Department of Biostatistics, University of North Carolina, Chapel Hill, NC 27599, USA.
Am J Hum Genet. 2011 Sep 9;89(3):354-67. doi: 10.1016/j.ajhg.2011.07.015. Epub 2011 Sep 1.
Biological and empirical evidence suggests that rare variants account for a large proportion of the genetic contributions to complex human diseases. Recent technological advances in high-throughput sequencing platforms have made it possible for researchers to generate comprehensive information on rare variants in large samples. We provide a general framework for association testing with rare variants by combining mutation information across multiple variant sites within a gene and relating the enriched genetic information to disease phenotypes through appropriate regression models. Our framework covers all major study designs (i.e., case-control, cross-sectional, cohort and family studies) and all common phenotypes (e.g., binary, quantitative, and age at onset), and it allows arbitrary covariates (e.g., environmental factors and ancestry variables). We derive theoretically optimal procedures for combining rare mutations and construct suitable test statistics for various biological scenarios. The allele-frequency threshold can be fixed or variable. The effects of the combined rare mutations on the phenotype can be in the same direction or different directions. The proposed methods are statistically more powerful and computationally more efficient than existing ones. An application to a deep-resequencing study of drug targets led to a discovery of rare variants associated with total cholesterol. The relevant software is freely available.
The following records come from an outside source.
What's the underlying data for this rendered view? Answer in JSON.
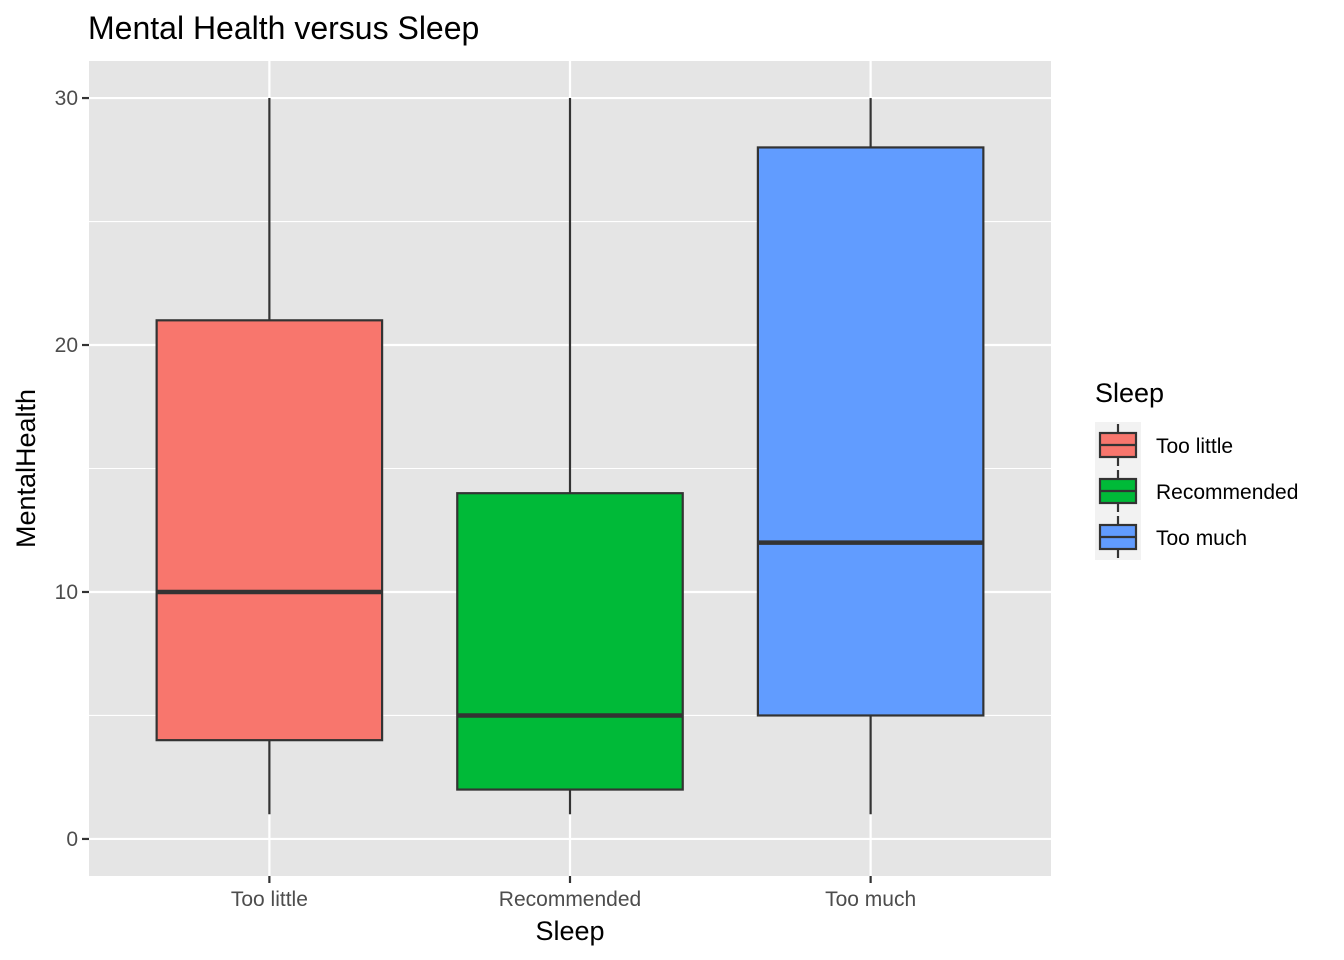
{
  "chart_data": {
    "type": "boxplot",
    "title": "Mental Health versus Sleep",
    "xlabel": "Sleep",
    "ylabel": "MentalHealth",
    "ylim": [
      -1.5,
      31.5
    ],
    "y_ticks": [
      0,
      10,
      20,
      30
    ],
    "y_tick_labels": [
      "0",
      "10",
      "20",
      "30"
    ],
    "grid": true,
    "legend": {
      "title": "Sleep",
      "placement": "right"
    },
    "categories": [
      "Too little",
      "Recommended",
      "Too much"
    ],
    "boxes": [
      {
        "category": "Too little",
        "color": "#F8766D",
        "min": 1,
        "q1": 4,
        "median": 10,
        "q3": 21,
        "max": 30
      },
      {
        "category": "Recommended",
        "color": "#00BA38",
        "min": 1,
        "q1": 2,
        "median": 5,
        "q3": 14,
        "max": 30
      },
      {
        "category": "Too much",
        "color": "#619CFF",
        "min": 1,
        "q1": 5,
        "median": 12,
        "q3": 28,
        "max": 30
      }
    ]
  }
}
生物和经验证据表明,稀有变异在复杂人类疾病的遗传贡献中占很大比例。高通量测序平台的最新技术进步使研究人员能够在大样本中生成有关稀有变异的全面信息。我们通过组合基因内多个变异位点的突变信息,并通过适当的回归模型将丰富的遗传信息与疾病表型相关联,为稀有变异的关联测试提供了一个通用框架。我们的框架涵盖了所有主要的研究设计(即病例对照、横断面、队列和家族研究)和所有常见的表型(例如,二项式、定量和发病年龄),并且允许任意协变量(例如,环境因素和祖先变量)。我们推导出了组合稀有突变的理论最优方法,并为各种生物学场景构建了合适的检验统计量。等位基因频率阈值可以是固定的或可变的。组合稀有突变对表型的影响可以在同一方向或不同方向上。与现有方法相比,所提出的方法在统计学上更强大,计算上更高效。对药物靶点深度测序研究的应用导致发现了与总胆固醇相关的稀有变异。相关软件是免费提供的。